Tous les premiers novembre Sérvis kabaré ou Servis Kaf

Chez Henri, le Sérvis kabaré ou Servis Kaf avait lieu tous les 1er novembre. Cette cérémonie religieuse rendait hommage aux ancêtres de Simon selon les croyances héritées de la Grande Ile. Parallèlement au rite religieux qui consistait à sacrifier les coqs, à donner aux morts de la nourriture, du rhum et des cigarettes afin de remercier leur ancêtre pour leur protection pour l’année à venir, cette réunion familiale des intimes et des amis qu’est le Servis Malgas est aussi une invitation à la réjouissance, au concert des voix et des percussions et au rassemblement festif.

Souvent, quand arrivaient les samedis et dimanche soir, pour se distraire après une rude semaine de travail, avec les camarades du coin, « inn ti lanbians » était organisé. Un petit verre de rhum, une volaille de la cour, et c’était parti pour la fête et la danse jusqu’à très tard dans la nuit. À l’époque, il n’y avait pas de cinéma et aucune distraction dans le quartier.

Bal bouquet

Simon a connu le bal bouquet jusqu’à l’âge de 14-15 ans. C’était une surprise partie, on préparait un bouquet énorme et, vers les 11 heures du soir, on faisait une ronde avec son cavalier ou sa cavalière. Le maître des lieux tenait le bouquet à la main au milieu de la ronde qui tournait, tournait, et à un certain moment, donnait le bouquet à un danseur. Ce dernier, s’il ne se sentait pas capable, remettait le bouquet en jeu, mais s’il se sentait « gayar », c’est lui qui l’organisait la semaine suivante. Les bals bouquet se faisaient toujours sous salle verte avec « un zaz maron » (un orchestre) : Mimi Daprice, Carlo Céleste...
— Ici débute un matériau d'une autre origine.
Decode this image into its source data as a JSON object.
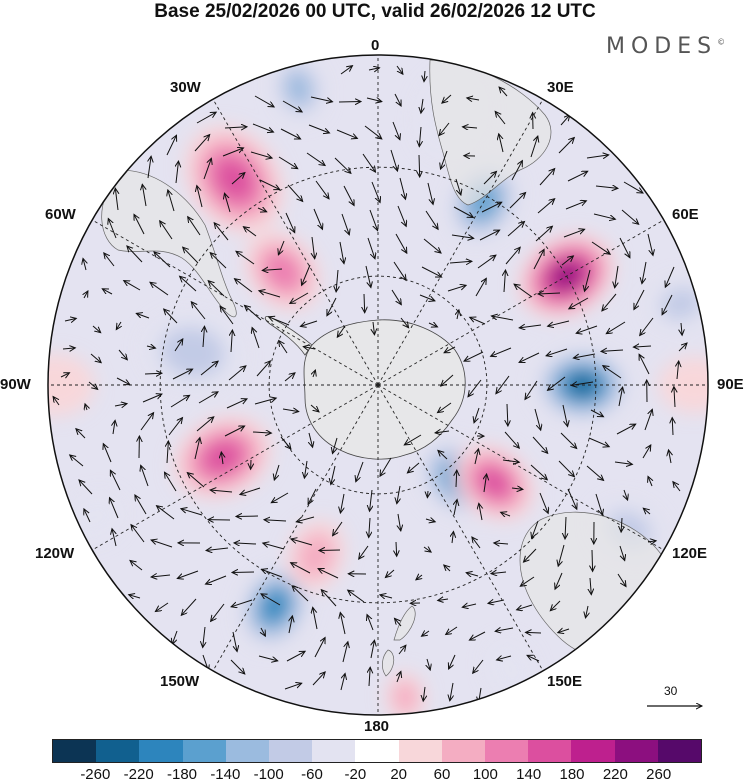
{
  "title": "Base 25/02/2026 00 UTC, valid 26/02/2026 12 UTC",
  "brand": "MODES",
  "brand_mark": "©",
  "longitude_labels": {
    "lon_0": "0",
    "lon_30e": "30E",
    "lon_60e": "60E",
    "lon_90e": "90E",
    "lon_120e": "120E",
    "lon_150e": "150E",
    "lon_180": "180",
    "lon_150w": "150W",
    "lon_120w": "120W",
    "lon_90w": "90W",
    "lon_60w": "60W",
    "lon_30w": "30W"
  },
  "reference_vector_label": "30",
  "colorbar": {
    "colors": [
      "#0c3454",
      "#11608f",
      "#2d85bd",
      "#5ba0cf",
      "#9bbbdf",
      "#c2cbe6",
      "#e3e3f1",
      "#ffffff",
      "#f8d7da",
      "#f4adc2",
      "#ec7eb1",
      "#dc4f9f",
      "#be208e",
      "#8c0f7f",
      "#56096a"
    ],
    "tick_labels": [
      "-260",
      "-220",
      "-180",
      "-140",
      "-100",
      "-60",
      "-20",
      "20",
      "60",
      "100",
      "140",
      "180",
      "220",
      "260"
    ]
  },
  "anomaly_features": [
    {
      "lon": 60,
      "colat": 0.66,
      "value": 270,
      "size": 0.14
    },
    {
      "lon": 90,
      "colat": 0.62,
      "value": -250,
      "size": 0.13
    },
    {
      "lon": 140,
      "colat": 0.37,
      "value": -190,
      "size": 0.12
    },
    {
      "lon": 130,
      "colat": 0.46,
      "value": 180,
      "size": 0.12
    },
    {
      "lon": 30,
      "colat": 0.64,
      "value": -190,
      "size": 0.12
    },
    {
      "lon": -35,
      "colat": 0.76,
      "value": 190,
      "size": 0.16
    },
    {
      "lon": -40,
      "colat": 0.45,
      "value": 120,
      "size": 0.12
    },
    {
      "lon": -115,
      "colat": 0.52,
      "value": 160,
      "size": 0.14
    },
    {
      "lon": -155,
      "colat": 0.74,
      "value": -200,
      "size": 0.12
    },
    {
      "lon": -160,
      "colat": 0.55,
      "value": 100,
      "size": 0.1
    },
    {
      "lon": -80,
      "colat": 0.57,
      "value": -100,
      "size": 0.14
    },
    {
      "lon": -15,
      "colat": 0.93,
      "value": -120,
      "size": 0.09
    },
    {
      "lon": 75,
      "colat": 0.95,
      "value": -100,
      "size": 0.09
    },
    {
      "lon": 120,
      "colat": 0.88,
      "value": -80,
      "size": 0.1
    },
    {
      "lon": 155,
      "colat": 0.95,
      "value": -60,
      "size": 0.08
    },
    {
      "lon": 175,
      "colat": 0.95,
      "value": 80,
      "size": 0.07
    },
    {
      "lon": -90,
      "colat": 0.98,
      "value": 60,
      "size": 0.11
    },
    {
      "lon": 90,
      "colat": 0.96,
      "value": 50,
      "size": 0.1
    },
    {
      "lon": -115,
      "colat": 0.95,
      "value": -50,
      "size": 0.08
    },
    {
      "lon": 15,
      "colat": 0.85,
      "value": -40,
      "size": 0.12
    }
  ]
}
Chanter à la première Fête de “Témoignages”

Son premier groupe fut de 1959 à 1971 le groupe Résistance, « in troup maron » dans lequel évoluait Maxime Payet, Alain Ivoula... La troupe ne pouvait pas jouer ailleurs que « devant la porte », car il y avait beaucoup de répression et les amendes étaient sévères ainsi que la confiscation de tous les instruments. Simon a commencé à chanter devant un micro à la première Fête de “Témoignages” à Saint-Paul en 1969. Il a ensuite continué à participer à cette manifestation, soit avec sa troupe, soit beaucoup plus tard avec Firmin Viry. Il a été l’une des principales têtes d’affiche du 1er festival de la Jeunesse à Roche Maigre Saint-Louis en 1971. Il a aussi été à Saint-Paul, Saint-André en périodes d’élection « pou in koutmin maloya ».

En mai 1968, lui, son père, ses frères, Firmin, sa famille et ses amis participent à la fête du 1er mai. Les travailleurs de son parti devaient se retrouver au rond-point King Siong à Saint-Pierre. Ils n’ont pas eu le temps de manifester car les forces de l’ordre les ont arrêtés et la justice de l’époque les a mis injustement en prison (9 mois). Beaucoup ont pu s’enfuir « é sap lo may ». Ont été arrêtés : Simon ainsi que ses frères Alain et Yvrin, Maxime Payet, Léonel Payet, Henri Gobalou, Maurice Gobalou, André Coulama... Le maloya devient alors un symbole de contestation contre l’ordre établi. Il est censuré, mais en vain, par les autorités.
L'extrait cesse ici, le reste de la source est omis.